MACHIAS, Maine — It’s a “nervous time” over at Albert Tate’s third-generation strawberry farm in Corinth. Pockets of frost hit much of Maine on Monday night, and another frost was predicted for Tuesday night. With many berry bushes and fruit trees blooming two to three weeks earlier than usual this spring, a dangerous frost could easily wipe out a harvest.
Tate and other family members were in their strawberry fields at 2 a.m. Tuesday, repairing and maintaining 20,000 feet of irrigation piping.
“The temperature was 29,” he said. “The plants are blossoming right now, at least two weeks ahead of schedule, which makes them more susceptible to frost. It would be better if the fruit had set.”
From Oxford County to the coast, farmers and orchardists are keeping a close eye on the thermometer.
Orchardists will lose 10 to 15 percent of a crop at 28 degrees Fahrenheit. At 25 degrees, 90 percent of the crop will be lost, according to the University of Maine Cooperative Extension.
“Whether we have damage or not all depends on where the flowers are in their development stage,” said John Olsen of Maine-ly Apples in Dixmont. “We may not be able to tell if we’ve had damage for two or three weeks.”
It dropped to 30.5 degrees at his farm.
Conditions such as this are difficult for apple growers, Olsen said. “It’s a one-shot deal for us. It’s not like we can replant a crop.”
Mark Sheriff in St. Albans in Somerset County said he watched the temperature drop to 32 degrees overnight, admitting Tuesday morning that “I’m a nervous wreck.” He said his apple orchard appears to be all right, but his blueberries are a little more sensitive.

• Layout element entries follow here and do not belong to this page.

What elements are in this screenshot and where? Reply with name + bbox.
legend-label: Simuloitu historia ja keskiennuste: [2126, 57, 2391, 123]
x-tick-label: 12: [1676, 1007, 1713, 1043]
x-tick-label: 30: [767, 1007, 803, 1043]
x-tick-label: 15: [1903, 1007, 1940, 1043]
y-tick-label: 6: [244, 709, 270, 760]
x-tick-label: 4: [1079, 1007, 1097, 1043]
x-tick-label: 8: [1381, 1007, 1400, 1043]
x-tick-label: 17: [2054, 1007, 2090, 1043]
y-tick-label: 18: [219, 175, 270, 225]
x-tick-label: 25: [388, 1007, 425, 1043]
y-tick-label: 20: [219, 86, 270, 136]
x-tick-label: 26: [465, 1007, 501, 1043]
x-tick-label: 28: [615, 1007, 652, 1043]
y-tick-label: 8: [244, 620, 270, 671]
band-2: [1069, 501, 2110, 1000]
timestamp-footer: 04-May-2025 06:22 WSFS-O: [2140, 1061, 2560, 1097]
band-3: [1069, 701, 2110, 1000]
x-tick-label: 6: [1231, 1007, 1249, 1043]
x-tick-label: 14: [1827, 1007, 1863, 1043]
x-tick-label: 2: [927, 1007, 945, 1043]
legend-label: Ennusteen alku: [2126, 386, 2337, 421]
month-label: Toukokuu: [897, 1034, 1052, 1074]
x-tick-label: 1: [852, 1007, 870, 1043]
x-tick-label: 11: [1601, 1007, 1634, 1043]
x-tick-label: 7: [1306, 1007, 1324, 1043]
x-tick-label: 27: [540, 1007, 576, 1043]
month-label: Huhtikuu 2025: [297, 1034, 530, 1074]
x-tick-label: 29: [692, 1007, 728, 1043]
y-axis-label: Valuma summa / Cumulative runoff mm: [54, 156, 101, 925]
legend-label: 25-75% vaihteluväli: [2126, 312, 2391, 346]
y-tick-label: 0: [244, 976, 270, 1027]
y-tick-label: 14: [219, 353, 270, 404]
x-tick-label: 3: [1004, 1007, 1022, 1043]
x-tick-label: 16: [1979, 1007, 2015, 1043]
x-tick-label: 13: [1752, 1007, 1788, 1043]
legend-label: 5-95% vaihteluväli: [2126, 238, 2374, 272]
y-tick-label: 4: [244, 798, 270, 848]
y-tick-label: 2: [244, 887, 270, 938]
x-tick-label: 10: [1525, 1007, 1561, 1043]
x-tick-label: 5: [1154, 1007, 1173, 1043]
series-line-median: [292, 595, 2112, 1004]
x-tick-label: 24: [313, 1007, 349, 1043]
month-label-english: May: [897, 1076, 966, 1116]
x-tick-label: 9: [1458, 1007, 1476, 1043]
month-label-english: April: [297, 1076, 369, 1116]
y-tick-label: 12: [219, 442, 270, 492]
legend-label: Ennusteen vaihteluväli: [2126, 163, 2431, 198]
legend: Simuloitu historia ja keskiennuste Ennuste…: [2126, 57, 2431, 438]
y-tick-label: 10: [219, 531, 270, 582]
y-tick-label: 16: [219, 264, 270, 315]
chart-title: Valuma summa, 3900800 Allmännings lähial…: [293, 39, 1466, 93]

Nat Lindquist of Jasper Wyman and Sons in Milbridge, the world’s largest wild blueberry producer, said Washington County dodged a bullet. Temperatures remained around 36 degrees overnight Monday.

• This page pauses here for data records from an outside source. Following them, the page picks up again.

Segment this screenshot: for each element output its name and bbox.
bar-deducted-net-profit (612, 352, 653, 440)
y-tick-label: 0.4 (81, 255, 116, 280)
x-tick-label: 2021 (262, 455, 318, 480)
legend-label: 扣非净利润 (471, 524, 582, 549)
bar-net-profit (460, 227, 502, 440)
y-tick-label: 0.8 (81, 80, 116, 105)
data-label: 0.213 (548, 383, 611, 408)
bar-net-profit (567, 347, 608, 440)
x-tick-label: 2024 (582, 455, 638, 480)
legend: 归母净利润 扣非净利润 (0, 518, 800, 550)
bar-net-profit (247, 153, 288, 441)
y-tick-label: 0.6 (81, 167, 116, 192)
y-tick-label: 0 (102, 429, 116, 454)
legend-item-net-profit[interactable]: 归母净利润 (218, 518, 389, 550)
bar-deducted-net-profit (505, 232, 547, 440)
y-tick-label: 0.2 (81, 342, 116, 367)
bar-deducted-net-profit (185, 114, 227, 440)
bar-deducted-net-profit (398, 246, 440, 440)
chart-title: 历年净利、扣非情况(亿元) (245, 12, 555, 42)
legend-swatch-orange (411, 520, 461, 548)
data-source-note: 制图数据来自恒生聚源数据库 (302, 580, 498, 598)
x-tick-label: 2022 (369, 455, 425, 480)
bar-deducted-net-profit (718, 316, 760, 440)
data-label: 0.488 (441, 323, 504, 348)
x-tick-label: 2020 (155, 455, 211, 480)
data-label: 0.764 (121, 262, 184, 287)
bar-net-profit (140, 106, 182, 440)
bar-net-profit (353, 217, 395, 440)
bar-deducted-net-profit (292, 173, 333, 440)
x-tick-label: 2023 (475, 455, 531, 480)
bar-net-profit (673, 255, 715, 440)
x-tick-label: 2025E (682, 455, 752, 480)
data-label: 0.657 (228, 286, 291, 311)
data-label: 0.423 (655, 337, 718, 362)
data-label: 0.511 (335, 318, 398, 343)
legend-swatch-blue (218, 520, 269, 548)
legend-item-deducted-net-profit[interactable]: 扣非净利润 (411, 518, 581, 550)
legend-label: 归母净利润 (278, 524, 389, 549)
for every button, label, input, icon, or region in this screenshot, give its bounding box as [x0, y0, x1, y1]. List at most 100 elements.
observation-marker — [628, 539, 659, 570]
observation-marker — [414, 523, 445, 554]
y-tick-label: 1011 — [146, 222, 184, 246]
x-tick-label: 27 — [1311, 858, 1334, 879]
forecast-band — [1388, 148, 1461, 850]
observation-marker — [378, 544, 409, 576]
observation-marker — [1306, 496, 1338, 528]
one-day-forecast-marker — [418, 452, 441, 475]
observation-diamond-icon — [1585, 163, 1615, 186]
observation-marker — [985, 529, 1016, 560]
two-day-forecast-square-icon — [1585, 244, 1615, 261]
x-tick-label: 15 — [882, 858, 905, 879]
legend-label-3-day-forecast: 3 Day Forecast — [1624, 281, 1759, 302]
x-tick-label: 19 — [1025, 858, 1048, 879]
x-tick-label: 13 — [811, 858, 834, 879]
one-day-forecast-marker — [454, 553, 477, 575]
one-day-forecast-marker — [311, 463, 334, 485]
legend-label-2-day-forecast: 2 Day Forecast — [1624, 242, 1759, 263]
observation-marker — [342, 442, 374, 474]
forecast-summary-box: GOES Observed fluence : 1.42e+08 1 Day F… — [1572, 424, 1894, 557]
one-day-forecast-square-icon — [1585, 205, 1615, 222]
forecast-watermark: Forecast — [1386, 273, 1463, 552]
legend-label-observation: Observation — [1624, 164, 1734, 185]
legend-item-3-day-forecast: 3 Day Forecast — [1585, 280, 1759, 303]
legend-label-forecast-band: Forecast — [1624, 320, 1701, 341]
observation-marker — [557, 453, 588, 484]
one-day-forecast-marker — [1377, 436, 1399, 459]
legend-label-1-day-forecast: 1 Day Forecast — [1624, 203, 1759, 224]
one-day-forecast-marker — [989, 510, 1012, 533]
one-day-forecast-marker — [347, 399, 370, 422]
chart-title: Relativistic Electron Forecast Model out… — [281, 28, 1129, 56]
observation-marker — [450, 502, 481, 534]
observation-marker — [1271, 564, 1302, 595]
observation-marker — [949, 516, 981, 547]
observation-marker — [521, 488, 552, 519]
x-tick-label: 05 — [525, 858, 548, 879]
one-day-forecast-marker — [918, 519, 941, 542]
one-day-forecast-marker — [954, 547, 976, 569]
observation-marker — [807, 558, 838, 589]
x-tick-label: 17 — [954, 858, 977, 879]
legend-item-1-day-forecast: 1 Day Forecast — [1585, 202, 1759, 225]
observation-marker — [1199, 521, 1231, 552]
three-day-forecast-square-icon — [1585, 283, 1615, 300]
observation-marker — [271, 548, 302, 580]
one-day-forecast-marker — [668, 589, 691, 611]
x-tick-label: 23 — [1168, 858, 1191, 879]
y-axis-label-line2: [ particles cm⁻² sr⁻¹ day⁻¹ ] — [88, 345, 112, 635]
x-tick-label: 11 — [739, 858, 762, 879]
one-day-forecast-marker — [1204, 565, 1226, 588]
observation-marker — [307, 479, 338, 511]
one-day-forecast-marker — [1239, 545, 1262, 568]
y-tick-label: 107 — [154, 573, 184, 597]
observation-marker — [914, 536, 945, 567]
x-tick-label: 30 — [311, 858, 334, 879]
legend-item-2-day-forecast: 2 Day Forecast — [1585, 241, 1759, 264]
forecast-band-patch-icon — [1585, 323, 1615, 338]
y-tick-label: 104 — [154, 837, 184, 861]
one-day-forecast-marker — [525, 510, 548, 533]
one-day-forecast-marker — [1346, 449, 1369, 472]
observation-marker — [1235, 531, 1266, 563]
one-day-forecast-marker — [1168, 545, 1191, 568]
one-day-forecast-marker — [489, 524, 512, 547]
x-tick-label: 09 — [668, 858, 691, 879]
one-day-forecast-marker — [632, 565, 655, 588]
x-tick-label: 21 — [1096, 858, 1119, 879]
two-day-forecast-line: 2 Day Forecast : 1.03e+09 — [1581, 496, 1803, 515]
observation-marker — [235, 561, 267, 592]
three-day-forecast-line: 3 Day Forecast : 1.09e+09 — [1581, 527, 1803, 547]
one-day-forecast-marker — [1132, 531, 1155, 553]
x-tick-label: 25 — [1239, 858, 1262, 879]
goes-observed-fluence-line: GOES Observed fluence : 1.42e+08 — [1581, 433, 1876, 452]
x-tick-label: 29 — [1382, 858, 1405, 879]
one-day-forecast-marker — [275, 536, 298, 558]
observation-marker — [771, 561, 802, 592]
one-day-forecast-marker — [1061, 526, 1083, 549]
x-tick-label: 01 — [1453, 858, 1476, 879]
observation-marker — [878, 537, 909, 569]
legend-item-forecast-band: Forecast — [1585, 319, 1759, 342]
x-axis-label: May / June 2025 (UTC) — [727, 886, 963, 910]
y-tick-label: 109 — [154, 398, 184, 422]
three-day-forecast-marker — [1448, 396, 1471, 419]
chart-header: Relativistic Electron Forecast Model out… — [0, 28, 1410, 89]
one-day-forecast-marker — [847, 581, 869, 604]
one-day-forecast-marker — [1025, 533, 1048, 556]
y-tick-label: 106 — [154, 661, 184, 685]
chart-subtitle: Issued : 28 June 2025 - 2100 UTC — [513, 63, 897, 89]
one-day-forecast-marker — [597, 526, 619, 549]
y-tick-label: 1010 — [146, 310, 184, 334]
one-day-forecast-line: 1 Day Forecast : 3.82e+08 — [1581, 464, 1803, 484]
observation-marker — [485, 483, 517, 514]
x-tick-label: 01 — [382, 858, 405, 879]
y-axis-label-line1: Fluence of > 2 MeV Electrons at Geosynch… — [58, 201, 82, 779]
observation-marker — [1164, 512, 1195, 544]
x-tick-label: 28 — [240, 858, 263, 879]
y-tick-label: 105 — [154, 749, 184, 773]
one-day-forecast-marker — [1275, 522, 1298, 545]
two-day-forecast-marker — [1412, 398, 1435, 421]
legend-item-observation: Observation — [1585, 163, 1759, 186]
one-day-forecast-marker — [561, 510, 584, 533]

“We are more concerned for [Tuesday night],” he said. “It’s a case of sit and wait.”
But according to David Yarborough, the University of Maine’s Cooperative Extension blueberry expert, there was extensive damage to blueberry fields a little farther south.
“Particularly around the Union area, in the low-lying areas, which they call ‘buckets,’ there was significant damage,” Yarborough said.
Russell Libby, a farmer and the executive director of the Maine Organic Farmers and Gardeners Association based in Unity, said, “No one has reported damage yet.”
He said Tuesday afternoon that except for a few plants that farmers were experimenting with, most of the warm weather crops, such as tomatoes, have not been planted and will not be set in the ground until Memorial Day weekend.
“The early crops are mostly able to handle the cold,” he added.
Libby did say, however, that he likely lost his entire peach crop.
“The trees were in full blossom [Monday],” he said Tuesday. “By my standards, everything is about three weeks early. The daffodils have gone by. The tulips have gone by. And those are usually blooming for Mother’s Day.”
Libby said that with Maine’s weather in recent springs not running according to usual patterns — with more rain last year and early warmth this year — the unpredictability could make greenhouses, hoop houses and other protective coverings increasingly important to use whenever possible.
Farmers across the state were expected to be pacing the floor overnight Tuesday, watching the clouds whose presence tends to hold warmth in the air, but whose absence can mean sharper cold.
“We got through [Monday] night at 29 degrees,” Michael Parsons, co-owner of Conant’s Orchard in Etna said. “I was up at 1:30 a.m. and there were clouds. I was up at 3 a.m. and there was a cloud cover. But I woke up at 4 a.m. and saw stars. That wasn’t good. And tonight could be even colder.”